If, once the subsidy expires, COBRA is too pricey, state-government-run plans or comprehensive individual plans may be better options. Government-run plans are offered by most states; eligibility requirements vary widely. In Massachusetts, for example, a family of four with an income under $66,156 can opt for the state's Commonwealth Care plan. The premium for the lowest priced of six plan providers is $116 per adult per month. There are also co-pays.
Dozens of insurance companies sell individual plans, usually through a broker or agent. Although some general insurance agencies sell health plans, specialized health brokers may know more about the complexities of particular policies. Healthy people should be able to find an individual policy with good coverage at substantially lower cost than their former employer's COBRA plan, says Jon Moss, founder of Chattanooga-based Moss Benefits Group, who helps small businesses and individuals buy health insurance.
With varying state laws and without the bargaining power of employers, shopping for individual plans can seem a bit like the Wild West, says Eliza Bangit, senior research associate at the Georgetown University Health Policy Institute. To get started, Bangit suggests statehealthfacts.org, a site run by the nonprofit Henry J. Kaiser Family Foundation. It provides information about consumer protection, plan features required by each state, and links to government-run informational sites.
WHAT TO AVOIDPush insurers for a copy of the "Explanation of Benefits" (EOB), which is more detailed than the standard summary, Bangit says. "They'll say you can't have it until you sign up, but you need it to do your research, so insist on reviewing it," she says. Bangit recommends avoiding plans with an annual benefit cap. Lifetime benefit maximums of $1.5 million to $2 million are more common and less alarming, she says.
Comparing plans can be tricky for those with chronic conditions or in need of special care. Insurers aren't necessarily willing to say how much they'll reimburse for a procedure. Even when plans have a maximum out-of-pocket level, some drugs or procedures may be left out. State laws vary on whether insurers can exclude coverage because of preexisting conditions.

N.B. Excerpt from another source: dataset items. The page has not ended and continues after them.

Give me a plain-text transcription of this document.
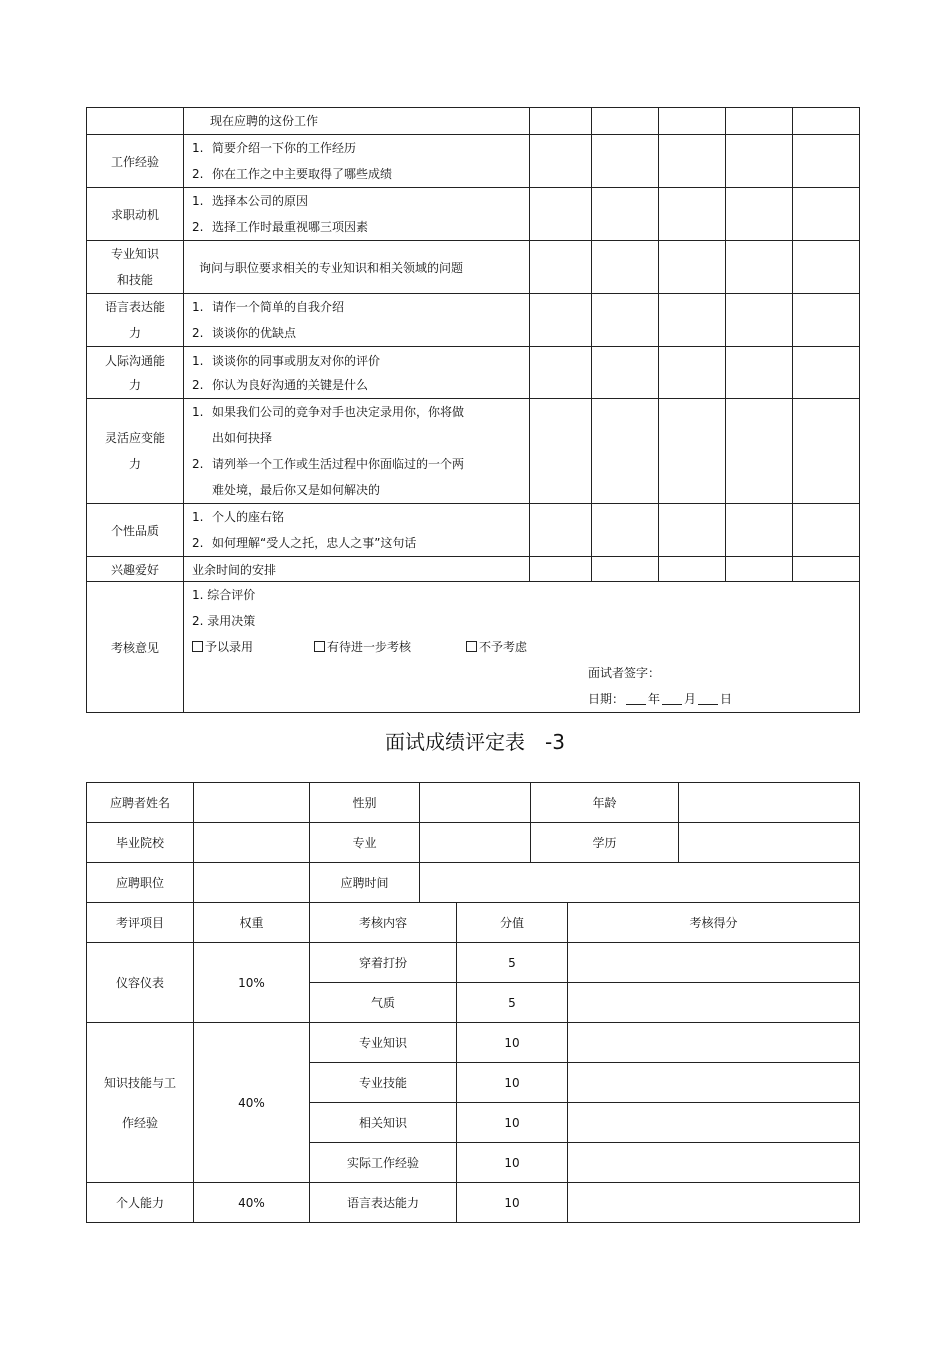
	现在应聘的这份工作					

工作经验	1. 简要介绍一下你的工作经历
2. 你在工作之中主要取得了哪些成绩					

求职动机	1. 选择本公司的原因
2. 选择工作时最重视哪三项因素					

专业知识
和技能	询问与职位要求相关的专业知识和相关领域的问题					

语言表达能
力	1. 请作一个简单的自我介绍
2. 谈谈你的优缺点					

人际沟通能
力	1. 谈谈你的同事或朋友对你的评价
2. 你认为良好沟通的关键是什么					

灵活应变能
力	1. 如果我们公司的竞争对手也决定录用你，你将做
出如何抉择
2. 请列举一个工作或生活过程中你面临过的一个两
难处境，最后你又是如何解决的					

个性品质	1. 个人的座右铭
2. 如何理解“受人之托，忠人之事”这句话					

兴趣爱好	业余时间的安排					
考核意见	1. 综合评价
2. 录用决策
予以录用 有待进一步考核 不予考虑
面试者签字：
日期： 年 月 日					
面试成绩评定表　-3
应聘者姓名		性别			年龄		
毕业院校		专业			学历		
应聘职位		应聘时间					
考评项目	权重	考核内容		分值		考核得分	
仪容仪表	10%	穿着打扮		5			
		气质		5			

知识技能与工
作经验	40%	专业知识		10			
		专业技能		10			
		相关知识		10			
		实际工作经验		10			
个人能力	40%	语言表达能力		10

Non-employer-based group plans, known as association plans, may also be available. For example, the New York-based Freelancers Union offers a plan for members. To qualify, an individual must show he has freelanced for at least 20 paid hours in the previous eight weeks or earned $10,000 over the prior six months.

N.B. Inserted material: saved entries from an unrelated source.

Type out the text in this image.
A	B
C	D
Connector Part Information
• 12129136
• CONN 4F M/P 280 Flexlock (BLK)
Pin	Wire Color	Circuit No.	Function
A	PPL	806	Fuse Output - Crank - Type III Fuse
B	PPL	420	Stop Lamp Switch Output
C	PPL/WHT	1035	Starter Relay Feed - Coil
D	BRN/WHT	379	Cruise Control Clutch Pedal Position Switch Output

Scrutinize these kinds of offerings. Problems have arisen from confusion over plans that were really limited-benefit plans, not full-blown insurance coverage. The plans, often pitched on TV, partially mirror typical policies by charging a monthly fee and by having discounted prices for doctor visits, prescriptions, or other services. But they generally don't cover expenses such as surgery and hospital stays.

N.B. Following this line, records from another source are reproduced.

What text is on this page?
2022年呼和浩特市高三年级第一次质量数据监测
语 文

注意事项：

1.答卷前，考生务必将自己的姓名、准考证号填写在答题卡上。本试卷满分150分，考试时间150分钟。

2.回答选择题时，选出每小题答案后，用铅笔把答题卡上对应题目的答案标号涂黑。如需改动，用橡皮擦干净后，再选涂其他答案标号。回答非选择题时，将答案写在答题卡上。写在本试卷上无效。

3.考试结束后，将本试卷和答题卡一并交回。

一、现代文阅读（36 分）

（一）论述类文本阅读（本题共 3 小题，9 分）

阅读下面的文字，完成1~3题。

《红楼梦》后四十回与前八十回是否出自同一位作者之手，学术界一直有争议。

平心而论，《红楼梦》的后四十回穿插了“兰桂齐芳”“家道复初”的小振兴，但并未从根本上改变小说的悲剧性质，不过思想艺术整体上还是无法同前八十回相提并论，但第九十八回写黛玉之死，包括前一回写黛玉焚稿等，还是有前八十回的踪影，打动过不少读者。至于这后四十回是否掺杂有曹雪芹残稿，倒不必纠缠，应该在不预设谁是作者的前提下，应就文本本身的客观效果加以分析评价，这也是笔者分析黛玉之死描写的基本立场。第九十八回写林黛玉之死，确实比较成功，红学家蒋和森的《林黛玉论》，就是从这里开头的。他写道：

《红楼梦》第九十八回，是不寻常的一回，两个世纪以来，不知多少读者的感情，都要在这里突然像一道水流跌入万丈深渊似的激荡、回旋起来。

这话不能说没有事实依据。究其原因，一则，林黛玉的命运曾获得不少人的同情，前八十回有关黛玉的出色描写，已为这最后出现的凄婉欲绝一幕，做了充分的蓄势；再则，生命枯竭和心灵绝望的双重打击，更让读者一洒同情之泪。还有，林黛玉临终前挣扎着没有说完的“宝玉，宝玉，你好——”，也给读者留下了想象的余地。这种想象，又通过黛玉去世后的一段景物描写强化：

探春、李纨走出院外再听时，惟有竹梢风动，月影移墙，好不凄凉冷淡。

It's not just late-night TV pitchmen who offer confusing limited-coverage plans: Thousands of people bought what they thought was comprehensive insurance from programs licensed through AARP, which got caught up in the debate over limited plans last year.
Senator Charles Grassley (R-Iowa) accused AARP of licensing limited plans from UnitedHealth Group (UNH) under the misleading names "Essential Plus Health Insurance Plan" and "Essential Health Insurance Plan." Neither covered the huge expenses of those who became seriously ill. AARP suspended marketing the plans and in April said it was discontinuing them. "Ensuring the protection and keeping the trust of our members...drives all that we do," AARP CEO Barry Rand said then. In the health-insurance market, it's no easy task.